Stranger Things: Scaling teams and micro services in alternate universes

Gopi Krishnamurthy
3 min readNov 29, 2020

Over my journey of scaling teams and leading teams that build data products, I learnt and recognised a lot patterns. These are not necessarily design patterns but real life patterns. I have become so creepy sometimes comparing software patterns and real life patterns comes naturally to me but still within my senses and encouraging others to see the alternate universes that I see.

I am no where to call myself as specialist in design patterns about adopting micro services architecture or on how to break monoliths into micro-services compared to brilliant minds in the industry.
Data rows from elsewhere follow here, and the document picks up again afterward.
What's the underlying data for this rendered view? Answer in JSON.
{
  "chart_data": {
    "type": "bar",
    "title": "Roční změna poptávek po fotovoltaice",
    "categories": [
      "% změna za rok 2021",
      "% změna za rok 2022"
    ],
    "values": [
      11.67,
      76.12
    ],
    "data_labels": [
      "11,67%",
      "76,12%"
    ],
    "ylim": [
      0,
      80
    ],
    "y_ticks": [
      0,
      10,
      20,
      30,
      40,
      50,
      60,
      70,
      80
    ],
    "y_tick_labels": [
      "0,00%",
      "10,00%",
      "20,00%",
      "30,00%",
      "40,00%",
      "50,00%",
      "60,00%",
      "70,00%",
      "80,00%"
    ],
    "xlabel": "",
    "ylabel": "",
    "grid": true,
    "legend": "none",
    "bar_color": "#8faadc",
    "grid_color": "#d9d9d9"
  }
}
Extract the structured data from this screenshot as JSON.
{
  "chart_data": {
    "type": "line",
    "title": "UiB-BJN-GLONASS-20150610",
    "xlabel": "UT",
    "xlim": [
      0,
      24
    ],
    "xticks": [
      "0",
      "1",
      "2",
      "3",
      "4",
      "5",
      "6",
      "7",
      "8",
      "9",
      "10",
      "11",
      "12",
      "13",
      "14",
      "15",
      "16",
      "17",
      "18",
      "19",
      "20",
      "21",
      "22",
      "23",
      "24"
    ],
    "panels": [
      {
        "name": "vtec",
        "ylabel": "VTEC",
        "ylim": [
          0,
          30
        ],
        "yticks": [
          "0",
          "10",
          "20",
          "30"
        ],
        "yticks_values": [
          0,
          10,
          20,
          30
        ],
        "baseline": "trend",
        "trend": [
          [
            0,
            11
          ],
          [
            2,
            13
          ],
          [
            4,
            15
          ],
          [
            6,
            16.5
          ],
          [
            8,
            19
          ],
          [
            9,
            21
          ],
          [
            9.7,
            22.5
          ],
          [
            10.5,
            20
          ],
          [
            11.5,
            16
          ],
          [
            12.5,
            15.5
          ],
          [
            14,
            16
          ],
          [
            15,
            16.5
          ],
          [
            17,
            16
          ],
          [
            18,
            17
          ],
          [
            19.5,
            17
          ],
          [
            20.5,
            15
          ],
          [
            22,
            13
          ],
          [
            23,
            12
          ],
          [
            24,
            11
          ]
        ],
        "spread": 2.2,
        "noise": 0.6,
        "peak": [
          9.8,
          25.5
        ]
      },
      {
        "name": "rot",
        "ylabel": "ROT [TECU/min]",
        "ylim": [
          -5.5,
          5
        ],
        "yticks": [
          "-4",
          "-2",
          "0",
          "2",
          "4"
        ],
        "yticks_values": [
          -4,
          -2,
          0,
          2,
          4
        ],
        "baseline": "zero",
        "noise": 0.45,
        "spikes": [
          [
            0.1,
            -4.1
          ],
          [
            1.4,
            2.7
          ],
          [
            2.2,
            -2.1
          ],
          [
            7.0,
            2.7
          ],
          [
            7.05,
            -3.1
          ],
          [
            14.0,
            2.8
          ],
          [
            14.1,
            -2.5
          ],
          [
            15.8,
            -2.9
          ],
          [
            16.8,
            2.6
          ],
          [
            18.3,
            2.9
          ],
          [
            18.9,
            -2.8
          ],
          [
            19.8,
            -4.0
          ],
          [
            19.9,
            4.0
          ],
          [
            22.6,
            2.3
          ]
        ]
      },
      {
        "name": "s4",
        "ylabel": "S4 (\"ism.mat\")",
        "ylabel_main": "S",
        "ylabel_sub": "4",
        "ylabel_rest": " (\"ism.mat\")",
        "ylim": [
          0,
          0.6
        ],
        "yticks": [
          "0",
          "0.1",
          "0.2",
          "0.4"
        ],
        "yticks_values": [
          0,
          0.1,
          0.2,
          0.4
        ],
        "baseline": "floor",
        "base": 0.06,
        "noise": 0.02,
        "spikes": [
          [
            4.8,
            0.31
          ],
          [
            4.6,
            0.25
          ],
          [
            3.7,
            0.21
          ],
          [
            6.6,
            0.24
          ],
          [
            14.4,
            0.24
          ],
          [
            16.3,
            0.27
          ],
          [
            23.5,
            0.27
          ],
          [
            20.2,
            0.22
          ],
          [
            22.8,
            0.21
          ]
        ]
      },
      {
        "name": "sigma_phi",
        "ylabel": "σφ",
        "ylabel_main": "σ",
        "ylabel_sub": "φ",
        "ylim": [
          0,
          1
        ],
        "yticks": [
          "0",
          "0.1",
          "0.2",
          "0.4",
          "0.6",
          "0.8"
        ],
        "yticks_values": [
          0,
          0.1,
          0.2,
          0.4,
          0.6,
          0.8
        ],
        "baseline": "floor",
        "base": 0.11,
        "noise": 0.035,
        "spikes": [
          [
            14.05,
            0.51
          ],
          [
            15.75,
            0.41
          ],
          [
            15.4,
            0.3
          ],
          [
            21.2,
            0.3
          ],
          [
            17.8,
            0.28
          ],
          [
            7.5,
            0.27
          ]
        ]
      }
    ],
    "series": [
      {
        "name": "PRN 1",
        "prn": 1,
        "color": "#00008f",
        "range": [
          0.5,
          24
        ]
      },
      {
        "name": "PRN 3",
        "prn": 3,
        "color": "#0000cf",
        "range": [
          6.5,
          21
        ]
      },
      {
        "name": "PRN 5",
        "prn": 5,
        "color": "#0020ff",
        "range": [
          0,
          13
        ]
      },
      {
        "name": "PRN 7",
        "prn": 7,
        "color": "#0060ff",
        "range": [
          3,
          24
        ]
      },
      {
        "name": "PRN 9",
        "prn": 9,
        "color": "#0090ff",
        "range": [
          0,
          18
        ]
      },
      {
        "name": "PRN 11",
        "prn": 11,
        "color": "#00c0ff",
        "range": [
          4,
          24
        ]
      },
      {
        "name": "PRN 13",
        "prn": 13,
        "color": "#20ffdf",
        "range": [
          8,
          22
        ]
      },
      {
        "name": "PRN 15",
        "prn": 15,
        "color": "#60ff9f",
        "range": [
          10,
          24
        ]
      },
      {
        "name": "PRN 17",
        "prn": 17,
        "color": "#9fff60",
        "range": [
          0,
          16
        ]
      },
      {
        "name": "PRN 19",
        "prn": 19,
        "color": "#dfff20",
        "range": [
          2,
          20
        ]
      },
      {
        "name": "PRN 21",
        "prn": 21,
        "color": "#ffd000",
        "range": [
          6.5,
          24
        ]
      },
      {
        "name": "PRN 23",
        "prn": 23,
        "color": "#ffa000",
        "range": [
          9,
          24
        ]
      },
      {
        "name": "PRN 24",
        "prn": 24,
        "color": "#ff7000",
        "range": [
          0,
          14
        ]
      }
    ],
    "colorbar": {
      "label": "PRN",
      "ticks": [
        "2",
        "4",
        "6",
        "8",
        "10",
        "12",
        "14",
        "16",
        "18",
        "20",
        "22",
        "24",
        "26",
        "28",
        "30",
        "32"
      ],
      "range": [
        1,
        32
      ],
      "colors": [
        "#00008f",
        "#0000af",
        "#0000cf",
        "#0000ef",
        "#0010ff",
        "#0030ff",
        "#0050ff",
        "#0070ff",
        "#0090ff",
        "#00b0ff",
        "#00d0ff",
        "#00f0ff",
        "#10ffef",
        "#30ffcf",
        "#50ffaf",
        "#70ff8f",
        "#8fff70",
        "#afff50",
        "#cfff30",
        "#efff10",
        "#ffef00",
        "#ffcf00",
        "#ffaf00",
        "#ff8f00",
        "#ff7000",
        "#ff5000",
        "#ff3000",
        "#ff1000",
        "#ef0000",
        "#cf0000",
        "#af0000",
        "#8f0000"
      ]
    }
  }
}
If you are looking for deep dive on micro service architecture and patterns, I would happily redirect you to Sam Newman or Martin Fowler. However having conversations with many of my teams (past/present) and industry peers, I always found interesting patterns in the evolution of the company that dictates the need to move to micro services as the teams / companies grow. This is what I would like to highlight in this article so that teams can focus on the outcomes rather than technology trends.

Pattern 1: Guard rail your risks

When you begin a start-up or SMB journey, probably the application architecture and the teams RACI around it, is very simple. It would be absurd if someone already thinks about design patterns when you want to market at a rapid phase. Probably monoliths fit all the needs but to be honest, I dont really care at that point in time of my company / team’s growth phase. After a couple of years of hyper growth phase, you suddenly realise there are around 40 engineers in the ecosystems all building new features to acquire new customers or retain them or engaging them with tons of new features in your product. You will see patterns where there are lot of dependencies between teams, roles and functions. You spot bugs due to conflicting changes. Deploying features suddenly becomes a high risk / impact and directly proportional to team sizes. The best example I can provide is we developed a serverless ETL framework that overtime became a monolithic giant. The repo was too big, tons of lambda bundled together, huge dependencies between different instances of these ETL components. Anything we touched had a big probability that it will break things. Test specs were too big, longer to run, high risk to deploy. This is where we found moving to a micro service architecture which automatically builds an organic guard rail around the engineering services with clear segregation of duties. The scope, risk and impact becomes clear to the teams and increases efficiency of the engineering teams.

Pattern 2: Data Complexity

Second pattern is around, the complexity of data landscape. As business grows/scales, data landscape becomes complex. you will see name game / blame game in all companies and usually the last team which provides the data to consumers is in sandwich position. Moving into data domain architectures becomes obvious to create isolation of data. This also created at the same time E2E accountability model for teams rather than centralised data ownership.

Pattern 3: Functional structures

Last trigger comes with evolving organisation structure as you scale your engineering organisation. The adoption of micro-services allows you to give engineers autonomy, creating a more flexible and dynamic working environment. These patterns were natural transitions that created an environment where it made sense to adopt micro-services, and focus on their outcomes rather than technology trends.